Le principal avantage de la stratégie de la Région est qu'elle donne un cap en prenant acte des ressources existantes sur son territoire comme le vent et le solaire qu'on n'utilise pas encore à l'optimum. L'énergie hydraulique quant à elle est la première ENR dans la région Occitanie. Elle représente pas moins de 45 % de la puissance électrique totale que nous avons sur la région, tandis que le nucléaire ne représente que 22 %. Le reste est assuré par l'éolien et le solaire.

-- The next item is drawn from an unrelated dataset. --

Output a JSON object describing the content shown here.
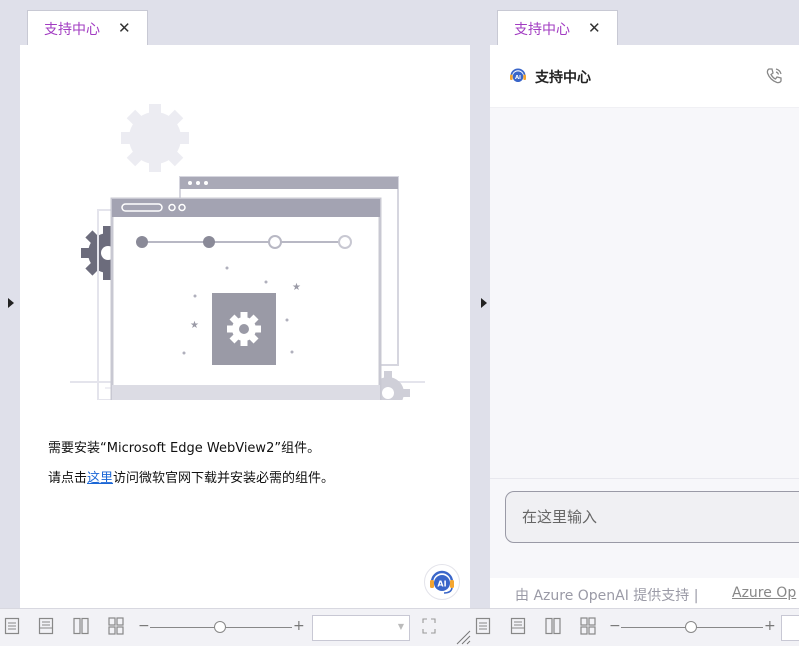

Cependant, le nucléaire représente 55 % de la consommation régionale, l'hydraulique 30 %, l'éolien et le solaire pour le reste. Donc en Occitanie, nous sommes quasiment à l'objectif de la transition énergétique française, à savoir 50 % de nucléaire et 50 % en ENR dans la répartition de la consommation électrique.

Mais quels sont les principaux obstacles pour parvenir à cet objectif de première région à énergie positive d'Europe d'ici trente ans ?

Cette région a un problème à régler que d'autres n'ont pas : la croissance démographique. La région Occitanie est le territoire qui attire en France le plus d'habitants chaque année. Il va donc falloir mettre beaucoup de moyens pour faire baisser la consommation en énergie car l'hypothèse retenue dans le scénario de Carole Delga est une baisse de 30 à 40 % de la consommation électrique par rapport à ce qu'elle est aujourd'hui. C'est énorme.

Le second enjeu, c'est celui de l'acceptabilité. Aujourd'hui en France on met 6 ans pour installer un mât d'éolien et même parfois plus, soit pratiquement le double par rapport à certains pays européens. Il faut donc parvenir à faire accepter aux habitants l'éolien et le solaire sur des surfaces importantes afin d'éviter les recours juridiques.

Après, être une région positive qui vise à couvrir tous les besoins par la production locale, ce n'est pas possible.